25.11.2021: Vom 22. bis 23. Oktober fand in Wien die Konferenz "Cities for Future" statt. Auf Einladung der Partei der Europäischen Linken und transform! europe kamen Stadträt*innen und Expert*innen aus ganz Europa zusammen, um Erfahrungen über die Umsetzung linker Antworten auf lokale Wohnungs- und Mobilitätsfragen auszutauschen. Für die marxistische linke, Partnerin der Partei der Europäischen Linken, nahm Christian Weinstock aus Lingen im Emsland teil. Er berichtet:
Ich kann keinen umfassenden Bericht über die Konferenz geben, dazu war sie viel zu umfangreich und vielfältig. Das Tagungsprogramm kann man hier nachlesen: https://www.transform-network.net/de/kalender/event/cities-for-future/
Ich will nur einige Eindrücke schildern, die ich auf der Konferenz "Cities for Future" gewonnen habe. Es waren circa 100 Teilnehmer*innen aus ganz Europa anwesend, um sich über ihre kommunalpolitischen Erfahrungen aus ihren Städten und Gemeinden auszutauschen.
Auf den Podien und den Workshops traten vornehmlich Redner*innen auf, die ein Amt in der Kommunalvertretung einer europäischen Großstadt innehaben, wie Zagreb, Berlin, Graz, Helsinki oder Madrid. Dem gegenüber wohne ich in Lingen, einer Kleinstadt mit circa 55.000 Einwohner, im ländlich geprägten Kreis Emsland.
Vor diesem Hintergrund wurde mehrfach vor allem aus den Reihen der Teilnehmer*innen betont, dass man natürlich nicht einfach Modelle, die in einer Gemeinde oder Großstadt funktioniert haben, auf eine andere Gemeinde 1 zu 1 übertragen kann. Insbesondere müsse das Gefälle zwischen urbanen und ländlichen Regionen berücksichtigt werden.

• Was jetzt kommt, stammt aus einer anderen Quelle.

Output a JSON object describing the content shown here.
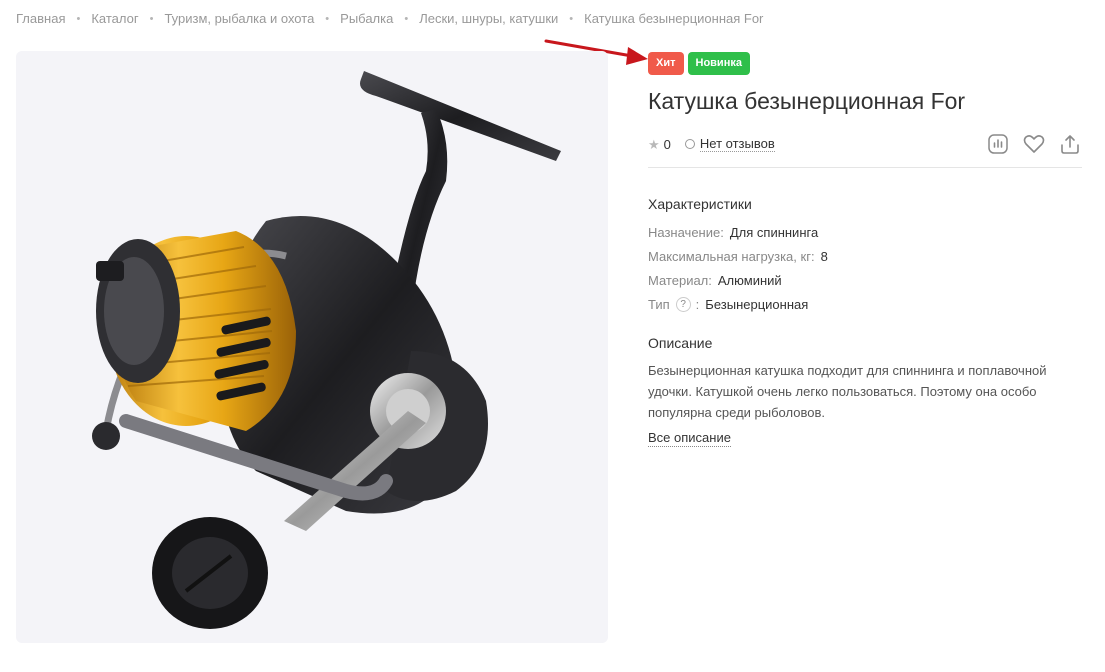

Trotzdem habe ich versucht aus den vorgestellten Ansätzen möglichst viele Anregungen mitzunehmen und sie mit meiner eigenen kommunalpolitischen Praxis sowie Bedingungen zu vergleichen und theoretische Anregungen aus einer marxistischen Perspektive aufzunehmen.
Im folgenden möchte ich daher beispielhaft darlegen, wie man aus einem solchen Erfahrungsaustausch einen Nutzen ziehen kann. Gleichzeitig Handelt es sich nur um Bruchstücke dessen, was auf der Konferenz inhaltlich diskutiert und behandelt wurde.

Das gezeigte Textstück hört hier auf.